In Mark, that ministry begins and ends with a promise—“The reign [New Revised Standard Version: kingdom] of God is at hand” (1:15), and “There you will see him” (16:7). The place they will see Jesus is in the fulfillment of his promises, and in the paradox and mysteries of his Galilean ministry.
Jesus is absent, but he has not abandoned his followers—he is “ahead of them” and ahead of us.
Among those with shattered lives who long to be made whole, the followers of Jesus will see him, just as they did in Galilee. They (and we) might at any second run into him as the reign of God comes into its fullness.
Don’t be alarmed! Look! Go! Tell!
The way of Jesus, according to Mark, is a way of mystery and paradox. God’s Messiah is crucified … and yet he lives. Terror and amazement silence the women … and yet somehow (somehow!) the good news is proclaimed. The disciples are nowhere to be found … and yet they carry the ministry of Jesus to Galilee and beyond.
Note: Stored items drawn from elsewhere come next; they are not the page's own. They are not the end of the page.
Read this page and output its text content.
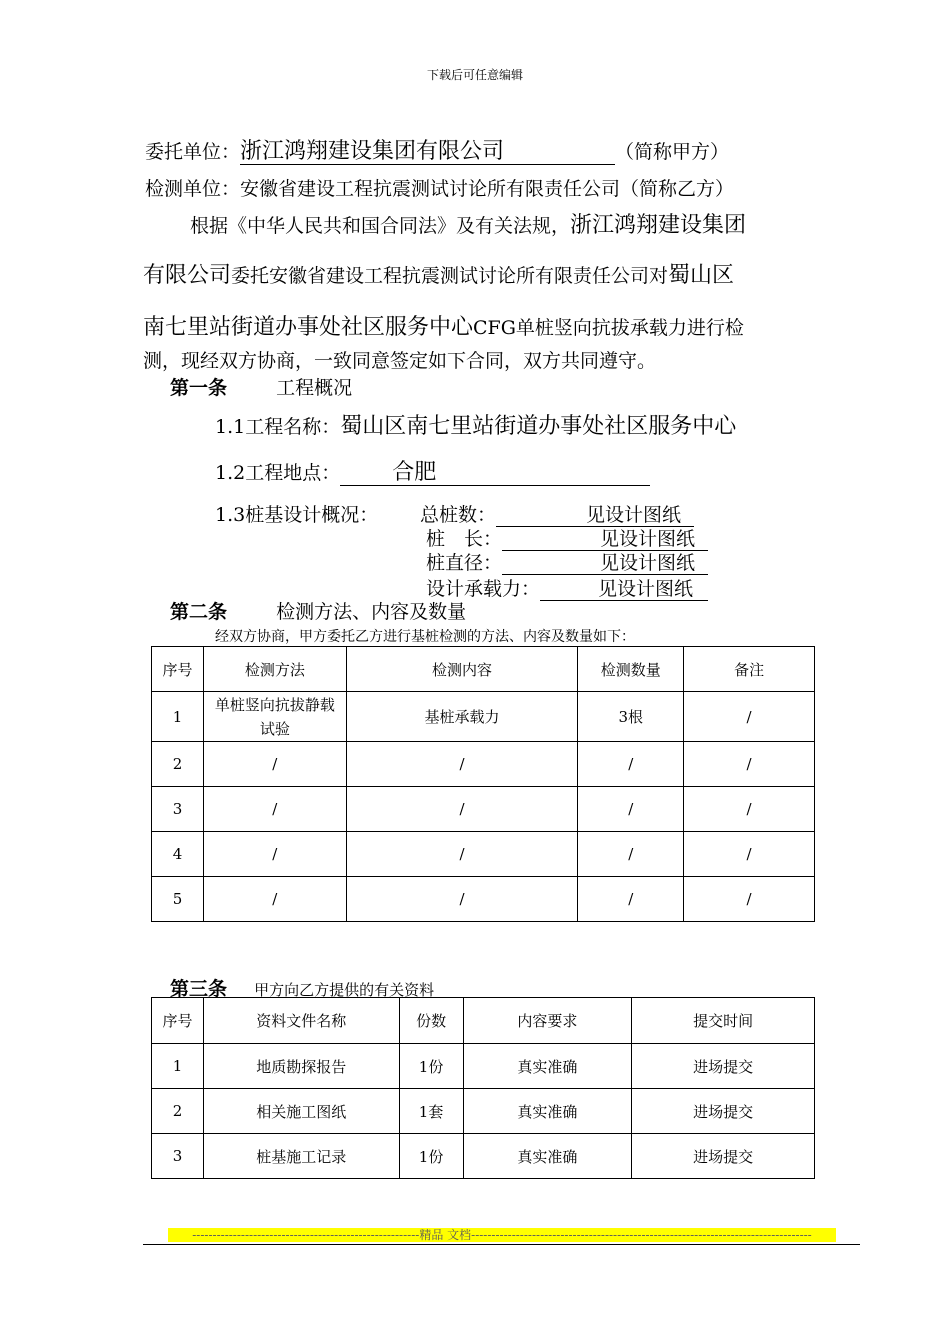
下载后可任意编辑
委托单位：浙江鸿翔建设集团有限公司	（简称甲方）
检测单位：安徽省建设工程抗震测试讨论所有限责任公司（简称乙方）
根据《中华人民共和国合同法》及有关法规，浙江鸿翔建设集团
有限公司委托安徽省建设工程抗震测试讨论所有限责任公司对蜀山区
南七里站街道办事处社区服务中心CFG单桩竖向抗拔承载力进行检
测，现经双方协商，一致同意签定如下合同，双方共同遵守。
第一条	工程概况
1.1工程名称：蜀山区南七里站街道办事处社区服务中心
1.2工程地点： 合肥
1.3桩基设计概况： 总桩数：	见设计图纸
桩　长：	见设计图纸
桩直径：	见设计图纸
设计承载力：	见设计图纸
第二条	检测方法、内容及数量
经双方协商，甲方委托乙方进行基桩检测的方法、内容及数量如下：
序号	检测方法	检测内容	检测数量	备注
1	单桩竖向抗拔静载试验	基桩承载力	3根	/
2	/	/	/	/
3	/	/	/	/
4	/	/	/	/
5	/	/	/	/
第三条 甲方向乙方提供的有关资料
序号	资料文件名称	份数	内容要求	提交时间
1	地质勘探报告	1份	真实准确	进场提交
2	相关施工图纸	1套	真实准确	进场提交
3	桩基施工记录	1份	真实准确	进场提交
--------------------------------------------------------精品 文档------------------------------------------------------------------------------------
The messenger at the empty tomb issues an Easter command and promise: “Don’t be alarmed,” Jesus said this would happen. “Look,” Jesus was truly dead, as you can see from the place they laid him, but death cannot hold him.
“Go” away from this place of death and of endings, and return to life and a new beginning.
Then: “Tell” his disciples, even (especially!) the one who betrayed him, that he is going ahead of you. You will see him!
Christ is risen, and this is only the beginning of the good news of Jesus Christ, Son of God.
Notes
- Mark 8:31; 9:31; 10:33–34.
- An Easter pun, “When the Son had risen.”
- Walter Bauer, A Greek-English Lexicon of the New Testament, and Other Early Christian Literature (Chicago: University of Chicago Press, 1957), 303.
- See also Mark 1:27 and 10:32.
- Sally Bates, “Fill in the Words: Mark 16:1–8,” an unpublished sermon preached on March 31, 2002.